Xarray slow read on cluster

Hi there,

I am working on a weather forecasting project using the ERA5 datasets. The datasets are stored on a yearly basis in zarr format, with chunking on time dimension (chunk={time:1, lat: -1, lon: -1, pressure_level: -1). I have tested the time of data loading for a one-time step with dataset.isel().load() and the results were pretty promising (around 0.4 sec).

However, when the job was submitted on the cluster with pytorch-ddp, the reading was 10 times slower and it significantly slowed down the training. It now took more than 4 sec to load a single time step. The GPU was waiting for the data for most of the time. I also tested running the job without data parallel, which was as slow. I’ve tested the following methods I found online and apparently, they were not helping:

  • setting num_workers in dataloader to 0, 1, 2, 4, 8
  • setting multiprocessing_context=‘forkserver’ for dataloader
  • dask.config.set(scheduler=“synchronous”)
  • dask.config.set(scheduler=“threads”, num_workers=x)

I also went through some posts about using xarray for ml but have not found anything relevant. We are using dsub as the scheduler. I am wondering whether folks here at pangeo have any insights on this issue.

1 Like

Where is your Zarr data stored? Is it on a Network File System (NFS) drive, Lustre, or something else? Typically network transfer would be the main bottleneck, and the first thing I would check.

Otherwise, you’re doing most things correctly already: Zarr :white_check_mark: Chunk size = access pattern :white_check_mark: . On the dask scheduler part, there’s sometimes an inherent conflict with Pytorch’s multiprocessing-based parallelism and other libraries that might be using multi-threading, which I’ve been trying to make sense of here, but you should be ok with Zarr. In fact, you could probably do away with the dask part and go with pure zarr-python/xarray, but I’d check on your filesystem first as mentioned above :point_up:

Hi Weiji,

Thank you for your reply. I checked with my service provider and it seems like i/o is a problem. They also pointed out that dask threads may be racing for CPU when used with ddp.

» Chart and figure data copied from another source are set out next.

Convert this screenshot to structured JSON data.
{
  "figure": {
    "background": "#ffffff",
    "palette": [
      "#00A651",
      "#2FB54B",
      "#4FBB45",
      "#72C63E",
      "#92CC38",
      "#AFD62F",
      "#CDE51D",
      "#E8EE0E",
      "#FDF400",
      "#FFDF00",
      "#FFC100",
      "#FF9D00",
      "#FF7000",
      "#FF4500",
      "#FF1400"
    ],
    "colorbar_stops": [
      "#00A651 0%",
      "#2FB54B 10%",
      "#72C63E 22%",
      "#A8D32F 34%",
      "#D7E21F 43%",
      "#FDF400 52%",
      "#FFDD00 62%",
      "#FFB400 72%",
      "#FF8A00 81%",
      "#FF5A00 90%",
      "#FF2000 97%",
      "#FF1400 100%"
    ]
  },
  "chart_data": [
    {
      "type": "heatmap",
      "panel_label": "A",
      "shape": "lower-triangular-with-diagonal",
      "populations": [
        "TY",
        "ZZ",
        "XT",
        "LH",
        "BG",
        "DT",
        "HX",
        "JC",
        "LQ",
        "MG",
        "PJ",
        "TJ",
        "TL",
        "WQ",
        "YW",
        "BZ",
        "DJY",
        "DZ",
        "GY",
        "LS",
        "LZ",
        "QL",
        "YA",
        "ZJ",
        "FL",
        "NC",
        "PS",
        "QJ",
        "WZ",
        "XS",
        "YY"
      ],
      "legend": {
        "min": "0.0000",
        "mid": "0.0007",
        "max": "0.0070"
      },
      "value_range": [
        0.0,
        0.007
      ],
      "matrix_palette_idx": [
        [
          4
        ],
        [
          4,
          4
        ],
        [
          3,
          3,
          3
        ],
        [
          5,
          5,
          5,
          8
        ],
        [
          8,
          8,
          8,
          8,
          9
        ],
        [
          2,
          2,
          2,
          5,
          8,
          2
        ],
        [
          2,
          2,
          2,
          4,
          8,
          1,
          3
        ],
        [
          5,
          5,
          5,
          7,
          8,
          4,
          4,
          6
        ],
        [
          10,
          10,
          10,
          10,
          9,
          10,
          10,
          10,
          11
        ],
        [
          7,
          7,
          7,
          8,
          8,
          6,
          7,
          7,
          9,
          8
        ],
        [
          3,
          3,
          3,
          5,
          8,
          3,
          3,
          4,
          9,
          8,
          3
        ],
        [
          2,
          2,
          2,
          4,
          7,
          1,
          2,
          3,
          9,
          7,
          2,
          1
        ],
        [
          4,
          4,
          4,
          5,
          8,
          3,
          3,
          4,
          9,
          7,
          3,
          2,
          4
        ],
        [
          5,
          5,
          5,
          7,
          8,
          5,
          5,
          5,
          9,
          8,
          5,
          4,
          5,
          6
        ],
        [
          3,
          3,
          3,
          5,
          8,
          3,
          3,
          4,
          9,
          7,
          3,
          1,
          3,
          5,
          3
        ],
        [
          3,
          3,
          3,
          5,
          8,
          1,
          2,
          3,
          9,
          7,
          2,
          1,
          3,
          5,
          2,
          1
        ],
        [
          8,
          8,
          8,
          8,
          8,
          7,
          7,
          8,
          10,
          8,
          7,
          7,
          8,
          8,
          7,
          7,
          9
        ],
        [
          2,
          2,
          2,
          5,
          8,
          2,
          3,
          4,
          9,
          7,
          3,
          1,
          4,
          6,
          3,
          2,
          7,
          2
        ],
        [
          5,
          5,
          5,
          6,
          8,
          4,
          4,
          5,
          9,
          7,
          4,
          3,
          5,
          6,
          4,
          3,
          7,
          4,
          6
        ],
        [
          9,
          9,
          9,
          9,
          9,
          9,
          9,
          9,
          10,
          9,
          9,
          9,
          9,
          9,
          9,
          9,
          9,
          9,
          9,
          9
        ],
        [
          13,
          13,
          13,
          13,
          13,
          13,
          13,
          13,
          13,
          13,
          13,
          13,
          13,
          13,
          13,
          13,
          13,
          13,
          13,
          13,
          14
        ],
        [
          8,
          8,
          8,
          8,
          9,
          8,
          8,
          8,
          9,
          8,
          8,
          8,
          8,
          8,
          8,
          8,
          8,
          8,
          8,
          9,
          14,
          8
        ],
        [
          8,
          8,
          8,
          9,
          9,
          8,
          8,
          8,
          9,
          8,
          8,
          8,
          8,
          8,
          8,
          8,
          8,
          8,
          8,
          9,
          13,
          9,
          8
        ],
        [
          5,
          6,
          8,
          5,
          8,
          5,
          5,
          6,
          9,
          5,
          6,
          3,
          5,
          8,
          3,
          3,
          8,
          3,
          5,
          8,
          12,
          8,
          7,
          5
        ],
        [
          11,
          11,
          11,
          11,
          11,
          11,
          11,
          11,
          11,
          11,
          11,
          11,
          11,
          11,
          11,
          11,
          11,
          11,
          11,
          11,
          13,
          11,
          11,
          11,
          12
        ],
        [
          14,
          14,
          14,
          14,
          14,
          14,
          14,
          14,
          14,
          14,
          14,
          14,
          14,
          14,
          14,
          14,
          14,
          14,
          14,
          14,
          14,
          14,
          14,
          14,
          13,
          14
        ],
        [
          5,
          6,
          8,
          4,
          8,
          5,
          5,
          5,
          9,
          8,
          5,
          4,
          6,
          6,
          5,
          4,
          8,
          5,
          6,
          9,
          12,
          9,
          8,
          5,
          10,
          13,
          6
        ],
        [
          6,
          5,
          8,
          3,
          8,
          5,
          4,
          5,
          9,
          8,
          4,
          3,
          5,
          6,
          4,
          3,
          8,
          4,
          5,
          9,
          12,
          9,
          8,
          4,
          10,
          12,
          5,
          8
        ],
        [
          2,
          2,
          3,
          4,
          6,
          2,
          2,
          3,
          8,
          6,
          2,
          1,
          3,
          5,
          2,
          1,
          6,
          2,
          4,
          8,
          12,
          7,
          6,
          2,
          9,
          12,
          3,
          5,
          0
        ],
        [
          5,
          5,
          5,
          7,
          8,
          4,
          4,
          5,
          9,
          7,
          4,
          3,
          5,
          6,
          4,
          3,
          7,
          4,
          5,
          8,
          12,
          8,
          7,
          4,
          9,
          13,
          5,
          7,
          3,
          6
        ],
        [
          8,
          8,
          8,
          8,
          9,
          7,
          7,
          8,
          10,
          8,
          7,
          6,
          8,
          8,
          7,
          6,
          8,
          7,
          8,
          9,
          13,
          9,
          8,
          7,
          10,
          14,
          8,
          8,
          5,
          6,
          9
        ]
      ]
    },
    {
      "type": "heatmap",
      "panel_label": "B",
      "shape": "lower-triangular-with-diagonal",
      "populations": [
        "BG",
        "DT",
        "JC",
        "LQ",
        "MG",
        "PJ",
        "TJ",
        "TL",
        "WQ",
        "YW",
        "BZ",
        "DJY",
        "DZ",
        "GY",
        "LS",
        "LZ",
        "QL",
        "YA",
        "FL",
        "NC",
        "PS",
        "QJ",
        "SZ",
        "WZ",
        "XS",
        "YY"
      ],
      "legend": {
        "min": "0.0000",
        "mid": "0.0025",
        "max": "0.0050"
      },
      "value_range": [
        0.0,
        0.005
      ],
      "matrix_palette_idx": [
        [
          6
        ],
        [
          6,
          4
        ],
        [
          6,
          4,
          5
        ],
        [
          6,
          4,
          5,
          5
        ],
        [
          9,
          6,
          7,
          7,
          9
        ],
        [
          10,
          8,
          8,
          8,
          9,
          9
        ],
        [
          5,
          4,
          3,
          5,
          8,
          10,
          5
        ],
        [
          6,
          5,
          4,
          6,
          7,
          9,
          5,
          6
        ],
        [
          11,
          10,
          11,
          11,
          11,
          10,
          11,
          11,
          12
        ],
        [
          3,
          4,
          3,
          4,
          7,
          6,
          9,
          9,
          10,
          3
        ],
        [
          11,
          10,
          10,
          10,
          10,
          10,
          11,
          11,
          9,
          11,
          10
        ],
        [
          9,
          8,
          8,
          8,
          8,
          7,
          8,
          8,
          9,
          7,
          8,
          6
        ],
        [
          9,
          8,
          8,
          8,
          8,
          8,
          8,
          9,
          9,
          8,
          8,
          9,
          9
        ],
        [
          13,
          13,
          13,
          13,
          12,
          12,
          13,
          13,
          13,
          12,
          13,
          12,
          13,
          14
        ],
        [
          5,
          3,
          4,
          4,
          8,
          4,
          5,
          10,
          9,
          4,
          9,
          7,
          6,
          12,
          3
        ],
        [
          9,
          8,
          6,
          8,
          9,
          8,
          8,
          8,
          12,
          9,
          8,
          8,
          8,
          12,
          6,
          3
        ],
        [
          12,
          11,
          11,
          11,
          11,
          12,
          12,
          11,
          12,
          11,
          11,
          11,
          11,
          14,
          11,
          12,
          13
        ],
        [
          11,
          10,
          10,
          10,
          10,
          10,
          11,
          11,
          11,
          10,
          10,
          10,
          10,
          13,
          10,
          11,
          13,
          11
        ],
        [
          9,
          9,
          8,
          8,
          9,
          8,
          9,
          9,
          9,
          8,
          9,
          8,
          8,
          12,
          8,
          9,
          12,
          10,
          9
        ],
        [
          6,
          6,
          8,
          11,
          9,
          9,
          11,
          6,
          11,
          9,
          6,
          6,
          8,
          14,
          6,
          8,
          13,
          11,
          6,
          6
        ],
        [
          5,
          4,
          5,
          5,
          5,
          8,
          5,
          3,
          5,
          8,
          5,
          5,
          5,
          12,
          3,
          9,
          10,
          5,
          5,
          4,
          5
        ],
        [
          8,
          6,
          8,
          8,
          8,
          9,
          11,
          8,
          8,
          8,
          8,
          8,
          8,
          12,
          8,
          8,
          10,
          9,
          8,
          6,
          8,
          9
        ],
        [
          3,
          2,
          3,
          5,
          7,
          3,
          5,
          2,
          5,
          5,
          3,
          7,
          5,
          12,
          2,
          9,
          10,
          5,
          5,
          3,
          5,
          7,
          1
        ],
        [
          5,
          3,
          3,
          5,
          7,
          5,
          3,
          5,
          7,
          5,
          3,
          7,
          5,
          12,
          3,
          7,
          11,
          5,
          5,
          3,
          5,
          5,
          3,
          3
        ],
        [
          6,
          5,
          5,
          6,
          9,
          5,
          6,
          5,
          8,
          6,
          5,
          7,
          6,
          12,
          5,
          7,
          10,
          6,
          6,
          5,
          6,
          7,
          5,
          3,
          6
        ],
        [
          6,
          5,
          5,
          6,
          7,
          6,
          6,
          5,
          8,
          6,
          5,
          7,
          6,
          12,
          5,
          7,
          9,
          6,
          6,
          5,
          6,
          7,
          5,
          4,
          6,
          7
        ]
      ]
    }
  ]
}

They recommended to set the environmental variable DASK_THREADS_PER_WORKER to 1 and managed to reduce the read time to 1.4 sec. Our nodes have 8 GPU and 48 CPU cores and I guess switching to machines with higher CPU count will give better results.

Since you mentioned getting rid of dask with pure xarray, I am not sure how this could be done. I tested xarray.open_zarr by setting the chunks to None (disabling dask) and it gave worse results. I am also working on reading zarr directly. Although it requires much more effort, it is much faster, especially with operation fusing.

I can definitely share my implementation of the Pytorch dataset and explain every mistake and problem I encountered during the processing of the data if anyone is interested.

Yes, you’ll need to disable multi-threading from dask when using DDP (which uses multi-processing). Unless you want to try out some experimental Python 3.13 GIL-free thread-based torch.DataLoader - Improved Data Loading with Threads | NVIDIA Technical Blog

Sorry, I should have been more clear. If you want to:

  • Stay with xarray - then disable dask’s multi-threading (as mentioned above). I thought you could use xr.open_zarr without dask and still open chunks, but it seems that I’m wrong.
  • Use pure zarr-python - Yes, this is more effort, but will be generally faster as you’ll skip the overhead of xarray+dask (see also Favorite way to go from netCDF (&xarray) to torch/TF/Jax et al)

Higher CPU count will only help to a certain extent. You’ll need to work out the ratio of how many CPUs it takes to keep 1 GPU saturated (see also Cloud native data loaders for machine learning using Zarr and Xarray | Earthmover). The math is something like this:

  • If your model’s forward pass on one data chunk takes 0.2s on 1 GPU, and it takes 1.0s for 1 CPU to load the data, you would need 1.0 / 0.2 = 5 CPUs to keep the GPUs saturated. So 8 GPUs would require 40 CPUs.
  • If your model’s forward pass on one data chunk takes 0.05s on 1 GPU, and it takes 1.0s for 1 CPU to load the data, you would need 1.0 / 0.05 = 20 CPUs to keep the GPUs saturated. So 8 GPUs would require 160 CPUs.

As GPUs get faster and faster, you’ll realize that CPUs won’t be able to scale to saturate the GPUs. At that point, you’ll need to use something like kvikIO (see Zarr — kvikio 24.10.00 documentation) which implements direct-to-GPU reads from Zarr, but it will depend on whether your HPC cluster supports GPUDirect Storage. Also, network I/O bandwidth might be a limitation here.

Sure, I think others will be keen to see this too! There might be a few more optimizations we can try out, but I think you’re doing a good job figuring out and resolving most of the bottlenecks already :smile:

1 Like

Yes, that would be good.